A year after his adventure into space Sheikh Muszaphar is still highly regarded by ordinary Malaysians as a national hero. He is not only very attractive but extremely intelligent and educated. Born in Kuala Lumpur and raised in a loving family and then in a boarding school, he graduated with a Bachelor of Medicine and Surgery in India, before pursuing his Masters of Surgery in Orthopaedic Surgery at Malaysia’s University Kebangsaan. As a volunteer for the Malaysian Medical Relief Society MERCY he had been dispatched to flood-stricken Cambodia in 2003 and earthquake-devastated Afghanistan in 2004. He might have been a part-time model before but he is now an orthopedic surgeon.
Critics had insinuated that Sheikh Muszaphar had merely been a space-tourist and not a ‘fully-fledged cosmonaut’ as Alexander Karchava, the Russian ambassador to Malaysia proclaimed. Gossip about Muszaphar’s sexuality, perhaps due to being joint-owner of a restaurant with a celebrity chef who is rumoured to be gay, is also persistent. It seems therefore convenient to say that Sheikh Muszaphar is under-contract to remain a bachelor for a few more years.

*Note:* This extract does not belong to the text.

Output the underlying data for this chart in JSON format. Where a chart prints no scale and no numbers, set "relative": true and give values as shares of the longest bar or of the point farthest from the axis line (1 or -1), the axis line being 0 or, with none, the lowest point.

The late Ajil however had written about his brother, Muszaphar as a person who was “not just about getting married, settling down, having kids and eventually growing old. Applying for the Angkasawan programme was one way for him to fulfil his desire….(he) is gifted with sound business acumen and formed a joint-venture restaurant called Rebung with his former patient and good friend, the chef. Muszaphar loves to enjoy good food and entertaining”.
As a hero, Muszaphar is greeted like a pop-star wherever he goes and he relishes the attention. Bodyguards keep women and teenage girls at bay but a mere glace or a brief smile flutter their hearts into excited giggles and launch them into orbits of fantasy.

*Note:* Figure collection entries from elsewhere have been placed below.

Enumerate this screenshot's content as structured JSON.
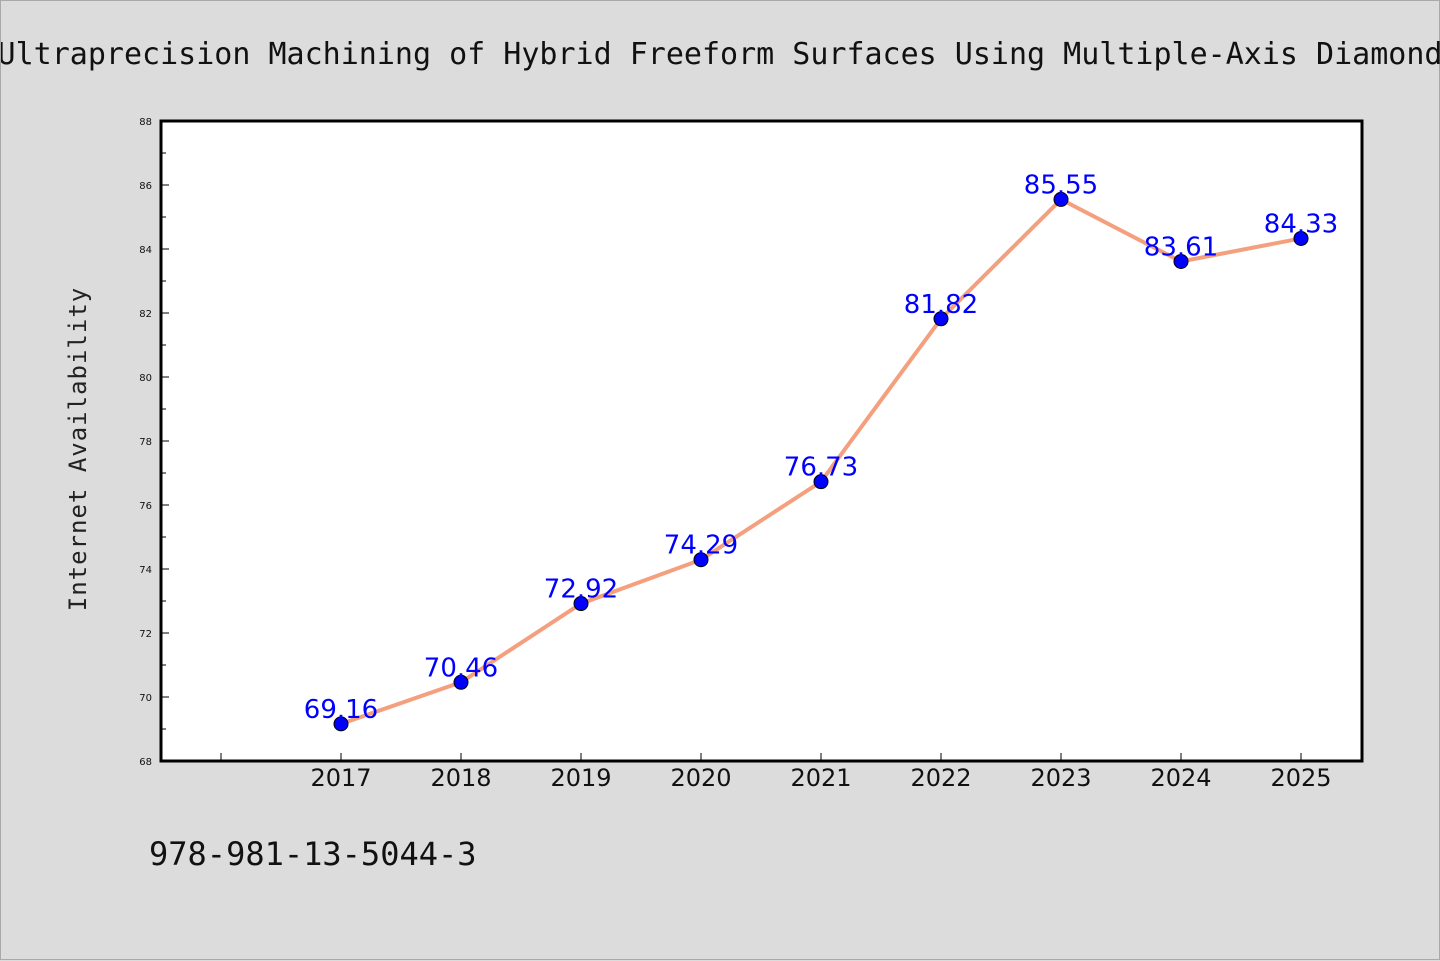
{
  "chart_data": {
    "type": "line",
    "title": "Ultraprecision Machining of Hybrid Freeform Surfaces Using Multiple-Axis Diamond",
    "xlabel": "",
    "ylabel": "Internet Availability",
    "categories": [
      "2017",
      "2018",
      "2019",
      "2020",
      "2021",
      "2022",
      "2023",
      "2024",
      "2025"
    ],
    "series": [
      {
        "values": [
          69.16,
          70.46,
          72.92,
          74.29,
          76.73,
          81.82,
          85.55,
          83.61,
          84.33
        ],
        "data_labels": [
          "69.16",
          "70.46",
          "72.92",
          "74.29",
          "76.73",
          "81.82",
          "85.55",
          "83.61",
          "84.33"
        ],
        "line_color": "#f4a07e",
        "marker_color": "#0000ff"
      }
    ],
    "ylim": [
      68,
      88
    ],
    "yticks": [
      68,
      70,
      72,
      74,
      76,
      78,
      80,
      82,
      84,
      86,
      88
    ],
    "ytick_labels": [
      "68",
      "70",
      "72",
      "74",
      "76",
      "78",
      "80",
      "82",
      "84",
      "86",
      "88"
    ],
    "grid": false,
    "legend": "none"
  },
  "footnote": "978-981-13-5044-3",
  "colors": {
    "background": "#dcdcdc",
    "plot_background": "#ffffff",
    "axis": "#000000"
  }
}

But who is the real Sheikh Muszaphar behind the public persona? Was it his upbringing which shaped him into a high-achiever? How do his ex-school mates from boarding school at Mara Junior Science College MRSM, in Muar Johor where he spent life from 12 to 17 years of age remember him? How does the loss of his dear brother effected him? How has his life changed since the programme? What is next for an Alpha male after you have been into space? Politics?

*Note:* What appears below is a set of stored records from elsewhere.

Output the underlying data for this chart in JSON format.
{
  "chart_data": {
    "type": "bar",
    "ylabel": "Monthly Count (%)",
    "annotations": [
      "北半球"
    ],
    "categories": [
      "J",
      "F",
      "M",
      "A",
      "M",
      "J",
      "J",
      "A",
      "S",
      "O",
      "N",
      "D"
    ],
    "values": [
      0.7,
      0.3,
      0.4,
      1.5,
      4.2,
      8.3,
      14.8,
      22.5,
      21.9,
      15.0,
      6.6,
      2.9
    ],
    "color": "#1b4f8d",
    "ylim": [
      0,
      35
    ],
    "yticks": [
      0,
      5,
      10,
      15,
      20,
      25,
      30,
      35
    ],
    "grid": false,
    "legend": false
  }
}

When I spoke to him in April 2008, Sheikh Muszaphar was excited with the idea of a documentary about his life. My background as another former student of Mara Junior Science College MRSM puts me perhaps in a position to empathise with his boarding school experience at least. He had after all toured all 40 MRSMs to give motivational talks as education is an agenda close to his heart. But is this down-to-earth humanitarian, surgeon and astronaut too good to be true or a real testament to the success of a loving familial nurture, progress in the Malaysian educational system and the ‘we-can’ attitude of a country 50 years post-independence?